If you know the baud rate and crystal speed you intend to operate at, I would just pull the register settings out of "Table 18-9. Examples of UBRRn Settings for Commonly Used Oscillator Frequencies" on datasheet page 210 and call it a day. The only reason to use any of those equations is if you want to be able to change the settings dynamically at run-time for some reason (or if you want to do thins "elegantly" in software, I prefer compile time certainty for something like this to remove doubt).

For the settings you outlined in your question, that would be:

UCSR1A = 0;                         // importantly U2X1 = 0
UCSR1B = 0;                         // interrupts enabled in here if you like
UCSR1C = _BV(UCSZ11) | _BV(UCSZ10); // no parity, 8 data bits, 1 stop bit
UCSR1D = 0;                         // no cts, no rts
UBRR1  = 103;                       // 9600 baud @ 16MHz XTAL with U2X1 = 0    

As a side note, while the hardware does store the baud rate register (UBBRn) as two 8-bit registers, in software there is no need to treat it as such. You can access the High and Low registers (e.g. UBRR1H and UBRR1L respectively) but you can also just assign to (or read from) the named "combined" register as though it was a 16-bit register.

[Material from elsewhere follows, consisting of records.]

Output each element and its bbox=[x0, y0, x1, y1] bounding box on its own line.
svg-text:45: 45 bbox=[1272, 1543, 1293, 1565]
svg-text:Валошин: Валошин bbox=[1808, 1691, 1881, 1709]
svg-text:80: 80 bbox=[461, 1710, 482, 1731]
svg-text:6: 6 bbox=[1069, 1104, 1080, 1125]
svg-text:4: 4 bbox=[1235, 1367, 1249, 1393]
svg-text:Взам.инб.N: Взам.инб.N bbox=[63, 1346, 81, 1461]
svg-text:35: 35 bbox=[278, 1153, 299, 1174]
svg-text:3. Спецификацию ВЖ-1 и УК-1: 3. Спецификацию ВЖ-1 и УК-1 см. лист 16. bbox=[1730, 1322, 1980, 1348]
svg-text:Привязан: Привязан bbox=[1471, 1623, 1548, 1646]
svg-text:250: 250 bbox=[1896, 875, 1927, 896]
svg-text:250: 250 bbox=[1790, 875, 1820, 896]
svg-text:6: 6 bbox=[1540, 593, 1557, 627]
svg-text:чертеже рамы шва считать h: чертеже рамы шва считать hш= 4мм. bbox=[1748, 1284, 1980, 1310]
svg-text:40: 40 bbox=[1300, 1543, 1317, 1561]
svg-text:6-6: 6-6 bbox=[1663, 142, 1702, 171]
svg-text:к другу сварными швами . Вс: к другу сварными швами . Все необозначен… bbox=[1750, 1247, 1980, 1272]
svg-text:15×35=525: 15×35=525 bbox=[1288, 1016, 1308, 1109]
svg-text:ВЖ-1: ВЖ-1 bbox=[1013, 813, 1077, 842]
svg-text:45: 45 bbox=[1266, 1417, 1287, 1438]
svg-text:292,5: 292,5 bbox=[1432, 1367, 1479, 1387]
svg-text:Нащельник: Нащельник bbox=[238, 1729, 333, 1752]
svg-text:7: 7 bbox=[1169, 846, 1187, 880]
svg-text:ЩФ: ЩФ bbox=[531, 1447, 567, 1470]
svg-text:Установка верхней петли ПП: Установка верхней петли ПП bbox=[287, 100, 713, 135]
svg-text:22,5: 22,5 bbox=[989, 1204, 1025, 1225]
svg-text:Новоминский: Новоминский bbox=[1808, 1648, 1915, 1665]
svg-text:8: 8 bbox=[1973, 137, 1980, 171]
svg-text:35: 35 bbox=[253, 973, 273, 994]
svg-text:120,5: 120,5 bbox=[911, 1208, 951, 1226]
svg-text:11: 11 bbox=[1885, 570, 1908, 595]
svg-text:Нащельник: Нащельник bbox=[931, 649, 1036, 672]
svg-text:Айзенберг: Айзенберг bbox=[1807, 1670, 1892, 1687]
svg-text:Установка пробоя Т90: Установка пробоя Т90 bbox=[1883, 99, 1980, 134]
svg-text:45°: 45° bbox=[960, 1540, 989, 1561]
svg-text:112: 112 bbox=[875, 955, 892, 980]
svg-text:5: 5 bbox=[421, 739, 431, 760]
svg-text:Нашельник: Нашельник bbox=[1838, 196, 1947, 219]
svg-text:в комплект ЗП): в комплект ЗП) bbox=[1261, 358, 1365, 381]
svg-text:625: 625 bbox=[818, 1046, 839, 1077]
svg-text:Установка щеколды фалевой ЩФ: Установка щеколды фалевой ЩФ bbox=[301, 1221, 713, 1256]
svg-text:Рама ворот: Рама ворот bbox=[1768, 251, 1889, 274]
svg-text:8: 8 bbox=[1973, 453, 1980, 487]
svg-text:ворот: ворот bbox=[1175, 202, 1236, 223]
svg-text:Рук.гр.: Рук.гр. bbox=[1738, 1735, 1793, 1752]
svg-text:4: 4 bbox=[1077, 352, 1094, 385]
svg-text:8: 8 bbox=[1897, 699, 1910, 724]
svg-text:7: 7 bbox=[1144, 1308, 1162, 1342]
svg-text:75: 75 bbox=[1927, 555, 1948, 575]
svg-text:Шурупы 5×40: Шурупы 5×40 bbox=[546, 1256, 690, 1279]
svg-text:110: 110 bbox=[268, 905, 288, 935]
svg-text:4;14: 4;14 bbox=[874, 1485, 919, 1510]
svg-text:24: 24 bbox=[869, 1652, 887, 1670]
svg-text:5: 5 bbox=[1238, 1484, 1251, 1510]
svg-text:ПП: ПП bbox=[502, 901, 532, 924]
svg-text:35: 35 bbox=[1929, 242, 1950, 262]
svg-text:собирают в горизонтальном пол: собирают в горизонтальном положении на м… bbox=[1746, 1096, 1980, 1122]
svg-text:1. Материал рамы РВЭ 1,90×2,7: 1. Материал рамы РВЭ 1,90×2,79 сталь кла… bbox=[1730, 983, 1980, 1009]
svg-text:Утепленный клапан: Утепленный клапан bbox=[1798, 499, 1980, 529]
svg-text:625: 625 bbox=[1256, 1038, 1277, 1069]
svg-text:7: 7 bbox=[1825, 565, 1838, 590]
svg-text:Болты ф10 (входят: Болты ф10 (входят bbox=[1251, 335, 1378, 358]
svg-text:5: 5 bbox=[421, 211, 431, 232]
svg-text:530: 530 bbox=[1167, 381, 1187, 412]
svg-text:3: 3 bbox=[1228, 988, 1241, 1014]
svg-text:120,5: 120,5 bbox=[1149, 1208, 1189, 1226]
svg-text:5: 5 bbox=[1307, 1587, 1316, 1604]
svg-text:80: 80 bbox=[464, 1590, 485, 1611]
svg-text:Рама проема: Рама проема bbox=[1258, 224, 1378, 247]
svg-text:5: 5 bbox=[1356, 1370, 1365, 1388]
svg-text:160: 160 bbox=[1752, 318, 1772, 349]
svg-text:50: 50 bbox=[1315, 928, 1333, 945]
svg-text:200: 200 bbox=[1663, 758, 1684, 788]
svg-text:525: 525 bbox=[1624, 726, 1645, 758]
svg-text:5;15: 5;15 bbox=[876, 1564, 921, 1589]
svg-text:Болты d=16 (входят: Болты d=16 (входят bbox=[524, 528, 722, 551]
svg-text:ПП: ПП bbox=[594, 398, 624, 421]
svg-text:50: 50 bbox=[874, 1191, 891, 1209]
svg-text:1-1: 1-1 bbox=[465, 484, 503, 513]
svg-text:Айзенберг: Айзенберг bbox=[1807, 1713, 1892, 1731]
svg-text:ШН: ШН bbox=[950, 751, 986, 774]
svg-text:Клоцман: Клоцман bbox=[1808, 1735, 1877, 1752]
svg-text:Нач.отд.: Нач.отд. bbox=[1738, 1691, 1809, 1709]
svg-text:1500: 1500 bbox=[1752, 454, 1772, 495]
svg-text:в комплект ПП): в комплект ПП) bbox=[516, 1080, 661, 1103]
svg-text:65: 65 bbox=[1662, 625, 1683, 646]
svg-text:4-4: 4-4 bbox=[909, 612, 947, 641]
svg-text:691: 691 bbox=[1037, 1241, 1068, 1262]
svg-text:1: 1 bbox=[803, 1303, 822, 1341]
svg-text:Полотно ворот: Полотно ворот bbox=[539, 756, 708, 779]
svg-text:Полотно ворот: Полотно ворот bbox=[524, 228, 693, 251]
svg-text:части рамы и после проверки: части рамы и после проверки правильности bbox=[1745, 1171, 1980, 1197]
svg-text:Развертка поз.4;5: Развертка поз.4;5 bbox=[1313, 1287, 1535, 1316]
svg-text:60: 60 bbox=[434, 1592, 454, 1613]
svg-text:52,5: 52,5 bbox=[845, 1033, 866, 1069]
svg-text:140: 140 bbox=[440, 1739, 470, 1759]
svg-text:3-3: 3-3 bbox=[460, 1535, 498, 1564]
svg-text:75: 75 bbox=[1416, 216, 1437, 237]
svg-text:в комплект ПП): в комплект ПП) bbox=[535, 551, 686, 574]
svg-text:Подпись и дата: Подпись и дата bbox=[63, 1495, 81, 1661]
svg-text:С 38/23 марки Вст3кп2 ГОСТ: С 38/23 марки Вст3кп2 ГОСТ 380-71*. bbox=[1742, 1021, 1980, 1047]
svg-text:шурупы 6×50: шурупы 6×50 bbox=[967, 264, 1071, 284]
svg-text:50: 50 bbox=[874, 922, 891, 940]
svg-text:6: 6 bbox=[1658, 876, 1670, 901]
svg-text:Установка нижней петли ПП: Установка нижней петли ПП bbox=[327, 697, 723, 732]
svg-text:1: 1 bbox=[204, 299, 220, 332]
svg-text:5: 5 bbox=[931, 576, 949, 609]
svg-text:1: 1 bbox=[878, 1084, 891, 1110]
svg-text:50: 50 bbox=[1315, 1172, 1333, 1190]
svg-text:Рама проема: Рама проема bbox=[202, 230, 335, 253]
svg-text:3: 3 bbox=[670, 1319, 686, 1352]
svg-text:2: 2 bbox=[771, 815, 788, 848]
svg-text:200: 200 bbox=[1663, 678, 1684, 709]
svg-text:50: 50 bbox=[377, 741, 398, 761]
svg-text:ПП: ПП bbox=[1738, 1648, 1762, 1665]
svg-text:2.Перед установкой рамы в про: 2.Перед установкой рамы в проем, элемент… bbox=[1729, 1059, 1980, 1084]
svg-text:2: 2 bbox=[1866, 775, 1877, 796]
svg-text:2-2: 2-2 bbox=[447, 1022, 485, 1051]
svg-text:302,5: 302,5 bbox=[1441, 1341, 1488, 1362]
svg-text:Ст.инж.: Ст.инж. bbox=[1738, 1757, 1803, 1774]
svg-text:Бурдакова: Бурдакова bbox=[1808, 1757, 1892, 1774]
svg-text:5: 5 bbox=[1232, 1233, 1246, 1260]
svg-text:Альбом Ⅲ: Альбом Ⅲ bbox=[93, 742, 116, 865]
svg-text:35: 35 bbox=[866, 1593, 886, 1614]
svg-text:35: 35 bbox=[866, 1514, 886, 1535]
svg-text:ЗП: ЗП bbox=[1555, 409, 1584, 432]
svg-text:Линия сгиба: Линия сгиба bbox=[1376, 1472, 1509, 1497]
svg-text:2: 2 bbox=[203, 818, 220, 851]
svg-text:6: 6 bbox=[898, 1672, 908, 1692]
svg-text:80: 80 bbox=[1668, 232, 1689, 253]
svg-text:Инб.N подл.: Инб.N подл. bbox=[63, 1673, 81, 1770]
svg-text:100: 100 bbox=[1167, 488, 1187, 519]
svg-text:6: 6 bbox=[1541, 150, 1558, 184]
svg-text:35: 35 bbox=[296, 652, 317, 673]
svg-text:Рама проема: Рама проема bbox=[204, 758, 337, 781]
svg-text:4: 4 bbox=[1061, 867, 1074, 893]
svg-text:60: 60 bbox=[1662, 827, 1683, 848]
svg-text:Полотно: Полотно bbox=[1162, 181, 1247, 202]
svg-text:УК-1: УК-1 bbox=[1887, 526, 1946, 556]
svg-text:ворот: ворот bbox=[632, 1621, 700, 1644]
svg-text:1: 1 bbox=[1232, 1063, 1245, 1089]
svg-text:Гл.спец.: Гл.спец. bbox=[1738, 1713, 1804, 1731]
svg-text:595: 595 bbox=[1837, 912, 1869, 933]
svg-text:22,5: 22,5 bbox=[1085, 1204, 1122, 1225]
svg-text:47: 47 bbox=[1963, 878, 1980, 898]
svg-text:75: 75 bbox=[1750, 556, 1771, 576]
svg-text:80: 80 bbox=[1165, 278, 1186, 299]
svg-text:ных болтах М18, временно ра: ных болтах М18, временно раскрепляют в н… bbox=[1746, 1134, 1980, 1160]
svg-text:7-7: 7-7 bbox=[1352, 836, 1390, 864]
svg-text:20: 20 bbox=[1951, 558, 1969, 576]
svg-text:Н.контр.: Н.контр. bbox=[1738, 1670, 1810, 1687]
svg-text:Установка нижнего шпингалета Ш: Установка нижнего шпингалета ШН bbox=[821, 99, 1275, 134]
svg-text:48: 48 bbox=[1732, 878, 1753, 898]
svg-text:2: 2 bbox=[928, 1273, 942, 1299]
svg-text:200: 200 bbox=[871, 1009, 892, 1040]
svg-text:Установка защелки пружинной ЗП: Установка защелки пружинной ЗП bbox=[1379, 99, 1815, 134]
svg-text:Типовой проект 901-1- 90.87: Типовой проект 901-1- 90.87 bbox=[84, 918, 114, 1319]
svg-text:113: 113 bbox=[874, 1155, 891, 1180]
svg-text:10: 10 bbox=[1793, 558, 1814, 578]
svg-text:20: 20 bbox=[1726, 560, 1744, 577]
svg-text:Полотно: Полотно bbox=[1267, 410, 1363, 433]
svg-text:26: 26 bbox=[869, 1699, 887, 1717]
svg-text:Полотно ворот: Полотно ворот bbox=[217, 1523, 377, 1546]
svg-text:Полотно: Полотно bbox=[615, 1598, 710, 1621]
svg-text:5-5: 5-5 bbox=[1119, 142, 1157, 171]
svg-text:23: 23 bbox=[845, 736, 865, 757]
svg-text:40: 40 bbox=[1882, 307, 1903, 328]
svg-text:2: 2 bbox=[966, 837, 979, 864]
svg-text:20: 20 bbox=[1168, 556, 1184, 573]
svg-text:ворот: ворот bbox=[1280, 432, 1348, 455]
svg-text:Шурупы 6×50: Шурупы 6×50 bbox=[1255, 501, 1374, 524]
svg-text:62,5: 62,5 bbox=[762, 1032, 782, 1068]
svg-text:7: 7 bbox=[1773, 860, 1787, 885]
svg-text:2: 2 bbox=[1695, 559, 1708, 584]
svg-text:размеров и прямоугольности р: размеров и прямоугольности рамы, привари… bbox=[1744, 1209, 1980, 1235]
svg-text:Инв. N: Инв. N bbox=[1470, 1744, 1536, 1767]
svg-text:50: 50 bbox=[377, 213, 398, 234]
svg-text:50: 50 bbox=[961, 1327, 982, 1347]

UBRR1 = 0x0343; is functionally equivalent to UBRR1H = 0x03; UBRR1L = 0x43;

Answer 2

An unsigned char should always be 8-bits or a single byte. Forget that it is a 'character' but rather just a number data type that is the same size as our registers. Since we are passing in a number that could possibly be as large 12 bits, our function is accepting a data type that is large enough for baud (unsigned int). This could either be 32 or 16-bits (does not matter in this case) depending on our architecture.

For this architecture, our UBRRHn and UBRRLn registers are 1 byte each. We do not have a single register that is large enough to take that 12-bit value so we have two 8-bit registers, and as you mentioned, we split up that 12-bit number into each. UBRRHn takes the upper 4 bits, while UBRRLn takes the lower 8.

We shift the unsigned int 8 positions down to get those upper 4 bits. Let's take a trivial example with all '1' bits:

baud = 4095;
UBRRHn = (unsigned char)(baud>>8);
// our shift: 0b0000111111111111 >> 8 == 0b0000000000001111
// after cast & assignment, UBRRHn == 0b00001111
UBRRLn = (unsigned char)baud;
// after cast & assignment, UBRRLn == 0b11111111

Our cast to unsigned char will take the lower 8-bits since unsigned char is an 8-bit data type.

I don't have time to go over the other sample code but it could be that he's using some macro or something at compile time to split it up for him. You could dig deeper and find where UBBR1 is defined. If you don't trust it, don't use it. Do what you know to be true for your hardware configuration first and test it.